Il a quelque peu abandonné la gestion au quotidien, mais en reste le patron. Joseph Charlier, fondateur de la société Durbuy Adventure, veille toujours au devenir de l’entreprise. Il y a plus d’un an, il avait clairement marqué son intention de la revendre.

A l’époque, des discussions étaient en cours avec Plopsa, qui exploite plusieurs parcs d’attraction. Le dossier n’est toujours pas clos. En clair, la société durbuysienne, spécialisée dans les produits autour du sport-aventure, n’a pas encore de repreneur.

"Cela devrait se décanter en février ou mars. Nous attendons des décisions ", assure Joseph Charlier. Trois sociétés sont sur les rangs, dont Plopsa et deux fonds d’investissement. Mais jusqu’ici, rien n’a abouti. La crise y est un peu pour quelque chose, selon lui, en plus de deux étés consécutifs où les kayaks ont été très peu mis à l’eau. "Ce n’est pas évident, dans le contexte actuel. L’objectif demeure cependant le même : céder Durbuy Adventure, pour qu’un investisseur en fasse un parc d’attractions. Ce ne sera pas comparable avec des parcs existants, mais nous aurons des évolutions", assure-t-il.

D’ici là, la société devra achever de régulariser certaines installations, sur son site de Rome.
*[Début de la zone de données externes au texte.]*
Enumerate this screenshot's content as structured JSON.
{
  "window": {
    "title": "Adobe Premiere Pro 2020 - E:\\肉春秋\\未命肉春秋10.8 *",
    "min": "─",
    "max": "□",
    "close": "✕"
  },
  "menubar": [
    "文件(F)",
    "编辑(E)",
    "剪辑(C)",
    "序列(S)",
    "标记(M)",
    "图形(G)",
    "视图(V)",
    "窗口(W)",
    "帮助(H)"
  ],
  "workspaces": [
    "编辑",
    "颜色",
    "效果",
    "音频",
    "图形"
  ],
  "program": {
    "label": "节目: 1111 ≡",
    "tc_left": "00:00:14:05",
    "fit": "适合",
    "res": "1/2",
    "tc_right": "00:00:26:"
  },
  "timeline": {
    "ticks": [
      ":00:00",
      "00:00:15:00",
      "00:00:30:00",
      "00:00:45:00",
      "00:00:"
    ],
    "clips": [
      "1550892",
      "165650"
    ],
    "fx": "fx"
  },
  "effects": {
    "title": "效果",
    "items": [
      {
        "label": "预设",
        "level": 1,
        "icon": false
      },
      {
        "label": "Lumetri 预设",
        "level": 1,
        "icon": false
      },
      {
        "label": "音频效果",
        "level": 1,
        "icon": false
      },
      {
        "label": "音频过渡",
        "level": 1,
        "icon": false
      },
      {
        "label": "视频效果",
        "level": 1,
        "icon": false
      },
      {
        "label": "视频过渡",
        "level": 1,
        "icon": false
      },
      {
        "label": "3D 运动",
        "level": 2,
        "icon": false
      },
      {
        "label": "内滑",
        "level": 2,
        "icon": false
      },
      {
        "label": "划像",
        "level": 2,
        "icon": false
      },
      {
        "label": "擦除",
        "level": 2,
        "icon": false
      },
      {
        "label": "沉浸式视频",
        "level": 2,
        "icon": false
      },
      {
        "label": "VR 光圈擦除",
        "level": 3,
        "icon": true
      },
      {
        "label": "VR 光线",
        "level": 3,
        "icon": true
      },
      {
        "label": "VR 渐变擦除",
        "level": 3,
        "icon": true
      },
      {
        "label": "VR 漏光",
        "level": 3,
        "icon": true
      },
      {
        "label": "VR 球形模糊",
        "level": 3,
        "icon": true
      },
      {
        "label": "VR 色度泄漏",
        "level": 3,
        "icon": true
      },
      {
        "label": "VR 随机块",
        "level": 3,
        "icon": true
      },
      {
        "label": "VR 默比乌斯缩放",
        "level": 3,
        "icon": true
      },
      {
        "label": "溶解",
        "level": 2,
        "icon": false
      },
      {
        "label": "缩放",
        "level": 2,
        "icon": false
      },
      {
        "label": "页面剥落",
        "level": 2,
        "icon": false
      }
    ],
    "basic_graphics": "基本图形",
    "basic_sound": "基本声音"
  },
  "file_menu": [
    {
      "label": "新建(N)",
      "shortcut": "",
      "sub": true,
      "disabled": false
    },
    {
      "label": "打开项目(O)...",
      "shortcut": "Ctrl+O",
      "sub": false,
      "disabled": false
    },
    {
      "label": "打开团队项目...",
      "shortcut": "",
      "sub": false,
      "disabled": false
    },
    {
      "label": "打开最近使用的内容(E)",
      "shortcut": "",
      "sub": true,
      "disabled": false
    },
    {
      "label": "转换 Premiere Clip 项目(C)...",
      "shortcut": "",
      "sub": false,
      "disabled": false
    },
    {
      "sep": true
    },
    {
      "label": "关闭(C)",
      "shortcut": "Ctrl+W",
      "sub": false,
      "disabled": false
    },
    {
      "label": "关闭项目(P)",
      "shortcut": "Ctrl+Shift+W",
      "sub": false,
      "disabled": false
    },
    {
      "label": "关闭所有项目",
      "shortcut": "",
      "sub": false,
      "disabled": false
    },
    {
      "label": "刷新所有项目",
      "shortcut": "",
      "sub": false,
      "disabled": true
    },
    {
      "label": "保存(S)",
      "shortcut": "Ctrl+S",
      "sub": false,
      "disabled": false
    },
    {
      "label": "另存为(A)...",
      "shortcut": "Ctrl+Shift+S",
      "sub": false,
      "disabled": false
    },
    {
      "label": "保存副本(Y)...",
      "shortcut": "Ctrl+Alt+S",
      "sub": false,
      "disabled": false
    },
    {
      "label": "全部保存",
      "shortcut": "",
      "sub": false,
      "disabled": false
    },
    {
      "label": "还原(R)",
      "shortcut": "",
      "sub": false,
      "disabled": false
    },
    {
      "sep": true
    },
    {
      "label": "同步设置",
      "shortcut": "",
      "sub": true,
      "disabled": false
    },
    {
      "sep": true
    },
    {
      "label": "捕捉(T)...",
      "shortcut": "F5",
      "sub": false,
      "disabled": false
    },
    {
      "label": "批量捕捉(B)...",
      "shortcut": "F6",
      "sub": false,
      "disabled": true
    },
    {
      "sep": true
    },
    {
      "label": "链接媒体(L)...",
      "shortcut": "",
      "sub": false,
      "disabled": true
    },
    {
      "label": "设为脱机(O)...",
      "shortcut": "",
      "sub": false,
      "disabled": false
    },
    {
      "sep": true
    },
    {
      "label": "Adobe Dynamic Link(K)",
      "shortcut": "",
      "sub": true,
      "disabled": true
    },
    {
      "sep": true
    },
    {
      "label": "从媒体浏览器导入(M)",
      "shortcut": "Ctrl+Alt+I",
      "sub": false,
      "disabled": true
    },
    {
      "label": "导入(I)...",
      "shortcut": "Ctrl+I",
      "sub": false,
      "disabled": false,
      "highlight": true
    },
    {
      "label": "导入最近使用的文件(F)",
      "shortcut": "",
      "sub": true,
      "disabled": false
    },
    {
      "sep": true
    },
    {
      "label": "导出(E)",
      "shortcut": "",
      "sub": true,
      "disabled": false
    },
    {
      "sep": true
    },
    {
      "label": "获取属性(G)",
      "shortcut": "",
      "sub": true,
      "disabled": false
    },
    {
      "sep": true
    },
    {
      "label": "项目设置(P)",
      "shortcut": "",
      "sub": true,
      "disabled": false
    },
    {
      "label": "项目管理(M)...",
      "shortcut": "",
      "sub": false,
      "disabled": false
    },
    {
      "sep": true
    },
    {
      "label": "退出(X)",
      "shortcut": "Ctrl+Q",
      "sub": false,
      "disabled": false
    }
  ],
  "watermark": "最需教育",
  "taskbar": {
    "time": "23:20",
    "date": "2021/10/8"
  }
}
Fin décembre 2011, le ministre Philippe Henry (Ecolo) a octroyé un permis unique pour 20 ans, après un arrêt du conseil d’Etat, du mois d’octobre. Il refuse cependant des infrastructures liées au karting et au paint-ball. "Nous introduirons les demandes pour réactualiser et le paintball sera déplacé", indique Joseph Charlier.

Le refus vise également un parking de 500 places, sur l’ancienne briqueterie de Rome. Là, le terrain appartient à la commune. "Nous allons faire le nécessaire, indique le bourgmestre, Philippe Bontemps (CDH). Je trouve un peu étonnant qu’on doive poser du tarmac et veiller ensuite à la récupération des eaux là-bas. Les études sont prêtes et le dossier avance."